2.Prepare now for the inevitable disappointment– you will be passed up, fail a key test, not arrive where you thought you would. It’s inevitable. Life will disappoint you at some point. Prepare to feel the weight of such pain as an impetus for bouncing back. Disappointments are crushing if we haven’t already lived with a daily awareness of what they might do, so to fashion resilience, we must live as if disappointment will inevitably meet us.
3.Prepare to be targeted in some way, shape, or form– preparing to be unjustly targeted helps us imagine how Jesus was persecuted. Now, it’s common in Christian circles to feel persecuted when we’re not.

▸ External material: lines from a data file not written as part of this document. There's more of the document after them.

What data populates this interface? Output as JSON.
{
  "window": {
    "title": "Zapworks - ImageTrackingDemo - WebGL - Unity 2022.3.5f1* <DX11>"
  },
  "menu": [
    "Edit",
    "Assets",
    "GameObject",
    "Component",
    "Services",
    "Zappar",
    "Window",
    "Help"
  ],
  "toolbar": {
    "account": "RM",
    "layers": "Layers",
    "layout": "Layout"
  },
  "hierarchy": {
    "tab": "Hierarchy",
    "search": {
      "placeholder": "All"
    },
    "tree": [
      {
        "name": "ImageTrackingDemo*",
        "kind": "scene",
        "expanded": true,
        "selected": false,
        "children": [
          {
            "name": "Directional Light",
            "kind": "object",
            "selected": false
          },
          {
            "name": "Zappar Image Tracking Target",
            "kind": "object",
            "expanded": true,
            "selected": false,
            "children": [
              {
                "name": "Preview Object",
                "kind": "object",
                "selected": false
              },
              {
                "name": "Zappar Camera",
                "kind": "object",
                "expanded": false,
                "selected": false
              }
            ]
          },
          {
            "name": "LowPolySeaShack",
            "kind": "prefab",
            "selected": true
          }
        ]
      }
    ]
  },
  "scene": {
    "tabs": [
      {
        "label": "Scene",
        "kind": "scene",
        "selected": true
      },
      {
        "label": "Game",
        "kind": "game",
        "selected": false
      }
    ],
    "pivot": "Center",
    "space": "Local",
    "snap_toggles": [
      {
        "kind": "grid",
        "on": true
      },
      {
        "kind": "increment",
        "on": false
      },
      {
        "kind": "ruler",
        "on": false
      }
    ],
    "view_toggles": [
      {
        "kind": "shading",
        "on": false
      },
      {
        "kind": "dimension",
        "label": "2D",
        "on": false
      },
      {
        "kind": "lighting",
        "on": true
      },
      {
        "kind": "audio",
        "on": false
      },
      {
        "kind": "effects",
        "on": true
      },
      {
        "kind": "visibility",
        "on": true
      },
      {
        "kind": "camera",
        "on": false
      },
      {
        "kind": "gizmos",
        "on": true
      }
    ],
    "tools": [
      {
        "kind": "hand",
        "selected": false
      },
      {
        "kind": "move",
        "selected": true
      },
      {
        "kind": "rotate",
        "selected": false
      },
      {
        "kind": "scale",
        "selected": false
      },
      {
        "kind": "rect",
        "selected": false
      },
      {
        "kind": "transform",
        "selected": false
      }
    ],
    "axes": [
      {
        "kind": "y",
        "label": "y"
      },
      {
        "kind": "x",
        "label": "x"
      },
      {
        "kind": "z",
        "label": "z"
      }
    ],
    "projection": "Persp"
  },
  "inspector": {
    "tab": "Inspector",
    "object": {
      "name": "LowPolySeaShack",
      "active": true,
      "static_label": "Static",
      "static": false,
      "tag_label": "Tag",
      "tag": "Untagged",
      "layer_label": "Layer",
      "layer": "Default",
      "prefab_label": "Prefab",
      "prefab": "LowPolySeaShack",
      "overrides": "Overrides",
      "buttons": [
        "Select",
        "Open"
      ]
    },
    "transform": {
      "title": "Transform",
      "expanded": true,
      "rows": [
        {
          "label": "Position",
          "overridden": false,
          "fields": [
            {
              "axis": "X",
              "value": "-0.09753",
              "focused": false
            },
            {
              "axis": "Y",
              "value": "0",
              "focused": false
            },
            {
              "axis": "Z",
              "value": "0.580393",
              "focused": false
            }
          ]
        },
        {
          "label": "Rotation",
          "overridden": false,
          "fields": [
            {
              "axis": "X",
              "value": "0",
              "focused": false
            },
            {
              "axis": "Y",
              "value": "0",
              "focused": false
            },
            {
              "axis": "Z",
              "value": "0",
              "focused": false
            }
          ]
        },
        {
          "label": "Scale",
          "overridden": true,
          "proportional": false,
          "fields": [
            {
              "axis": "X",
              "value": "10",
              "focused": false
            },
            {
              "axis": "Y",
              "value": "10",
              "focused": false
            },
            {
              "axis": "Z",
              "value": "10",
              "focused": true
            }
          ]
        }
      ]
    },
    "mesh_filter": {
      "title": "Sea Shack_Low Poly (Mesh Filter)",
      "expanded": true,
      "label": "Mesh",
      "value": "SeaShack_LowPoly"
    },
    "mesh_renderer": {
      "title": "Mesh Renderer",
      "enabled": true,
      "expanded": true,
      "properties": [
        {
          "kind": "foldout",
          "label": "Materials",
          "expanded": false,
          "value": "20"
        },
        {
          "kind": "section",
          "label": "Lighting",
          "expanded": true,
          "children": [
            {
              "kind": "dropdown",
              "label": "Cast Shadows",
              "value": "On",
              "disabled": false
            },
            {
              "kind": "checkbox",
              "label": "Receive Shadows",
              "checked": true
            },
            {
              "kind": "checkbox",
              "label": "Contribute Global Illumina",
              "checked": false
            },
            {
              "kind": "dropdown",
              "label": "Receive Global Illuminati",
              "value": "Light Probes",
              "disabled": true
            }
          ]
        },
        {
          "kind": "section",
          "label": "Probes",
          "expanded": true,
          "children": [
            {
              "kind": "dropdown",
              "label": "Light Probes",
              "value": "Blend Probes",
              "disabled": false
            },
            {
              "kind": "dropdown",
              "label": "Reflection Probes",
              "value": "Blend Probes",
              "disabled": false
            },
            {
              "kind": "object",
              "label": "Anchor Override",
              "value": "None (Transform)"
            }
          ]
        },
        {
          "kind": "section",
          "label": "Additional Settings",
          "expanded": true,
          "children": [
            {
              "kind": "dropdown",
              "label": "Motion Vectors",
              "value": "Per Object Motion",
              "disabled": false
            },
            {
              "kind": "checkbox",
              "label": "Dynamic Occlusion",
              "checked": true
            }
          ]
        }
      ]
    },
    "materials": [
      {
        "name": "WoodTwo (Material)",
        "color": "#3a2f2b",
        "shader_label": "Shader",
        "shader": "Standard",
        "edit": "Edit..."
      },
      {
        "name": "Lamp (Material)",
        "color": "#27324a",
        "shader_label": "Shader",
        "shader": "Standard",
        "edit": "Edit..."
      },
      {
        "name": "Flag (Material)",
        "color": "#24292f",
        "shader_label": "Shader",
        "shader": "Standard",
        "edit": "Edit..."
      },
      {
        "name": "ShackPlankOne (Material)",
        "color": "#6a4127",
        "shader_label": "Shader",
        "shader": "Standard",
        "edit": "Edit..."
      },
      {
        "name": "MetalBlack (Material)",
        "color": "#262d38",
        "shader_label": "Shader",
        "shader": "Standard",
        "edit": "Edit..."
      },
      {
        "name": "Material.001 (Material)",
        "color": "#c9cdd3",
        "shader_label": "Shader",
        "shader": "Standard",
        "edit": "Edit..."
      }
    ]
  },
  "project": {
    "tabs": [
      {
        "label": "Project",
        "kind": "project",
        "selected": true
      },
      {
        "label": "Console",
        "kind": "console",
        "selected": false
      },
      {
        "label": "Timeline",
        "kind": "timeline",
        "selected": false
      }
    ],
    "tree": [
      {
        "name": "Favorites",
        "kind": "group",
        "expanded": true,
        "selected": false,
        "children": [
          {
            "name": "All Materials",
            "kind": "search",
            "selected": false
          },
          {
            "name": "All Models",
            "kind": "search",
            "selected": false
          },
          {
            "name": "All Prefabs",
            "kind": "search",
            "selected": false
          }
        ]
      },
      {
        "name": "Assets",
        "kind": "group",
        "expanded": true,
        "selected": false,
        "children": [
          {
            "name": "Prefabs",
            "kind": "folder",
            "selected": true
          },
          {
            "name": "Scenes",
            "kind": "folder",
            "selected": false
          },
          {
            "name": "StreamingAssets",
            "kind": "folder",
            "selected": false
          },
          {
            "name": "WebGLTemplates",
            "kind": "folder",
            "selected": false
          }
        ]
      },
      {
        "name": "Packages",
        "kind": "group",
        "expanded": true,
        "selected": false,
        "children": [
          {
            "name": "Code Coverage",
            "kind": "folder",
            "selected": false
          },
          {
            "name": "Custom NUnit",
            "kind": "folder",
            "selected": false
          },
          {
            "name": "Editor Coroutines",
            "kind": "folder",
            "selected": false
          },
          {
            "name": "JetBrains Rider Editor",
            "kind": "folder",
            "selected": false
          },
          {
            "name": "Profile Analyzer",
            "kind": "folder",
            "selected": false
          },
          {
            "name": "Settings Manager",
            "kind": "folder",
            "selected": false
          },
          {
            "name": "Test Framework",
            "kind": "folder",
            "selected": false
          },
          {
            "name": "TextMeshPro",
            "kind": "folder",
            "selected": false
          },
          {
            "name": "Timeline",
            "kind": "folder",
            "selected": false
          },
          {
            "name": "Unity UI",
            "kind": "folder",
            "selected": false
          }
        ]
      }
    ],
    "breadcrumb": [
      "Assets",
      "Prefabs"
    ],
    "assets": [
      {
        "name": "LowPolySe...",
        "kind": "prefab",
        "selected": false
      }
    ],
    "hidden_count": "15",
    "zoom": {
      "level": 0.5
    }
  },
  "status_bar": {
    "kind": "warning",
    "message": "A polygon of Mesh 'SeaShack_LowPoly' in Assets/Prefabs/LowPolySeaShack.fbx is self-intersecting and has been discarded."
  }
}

I’m not talking about times when we must face the music. I’m talking about the slim chance that you might be so misunderstood as to be scapegoated. It’s happened before and it’ll happen again. Expecting that injustice will occur at some stage will help you not be driven into victimhood, and from the resilience of a calm demeanor, you recognize that your whole life isn’t defined by one event or aspect of life.
4.Prepare to be elevated, and where there, stay humble– just as big a concern for resilience is the test of success. Not everyone can handle being successful. Power is a big test, and without humility, a fall will ensue. Resilience is required just as much for when chips are increasing as much as when the chips are down. It’s a great fall when there’s the topple from a great height. What a shame when it’s such a public spectacle, yet it could be you. How will you show the world that you can rise again? Only through authentic resilience. It’s got to be a background part of your plan—how will I rebound from calamity?
Resilience is such a buzzword these days and it has been for 20 years. Rather than talk about it, there’s the opportunity to invest in it now, before the day of disaster when it will truly be needed.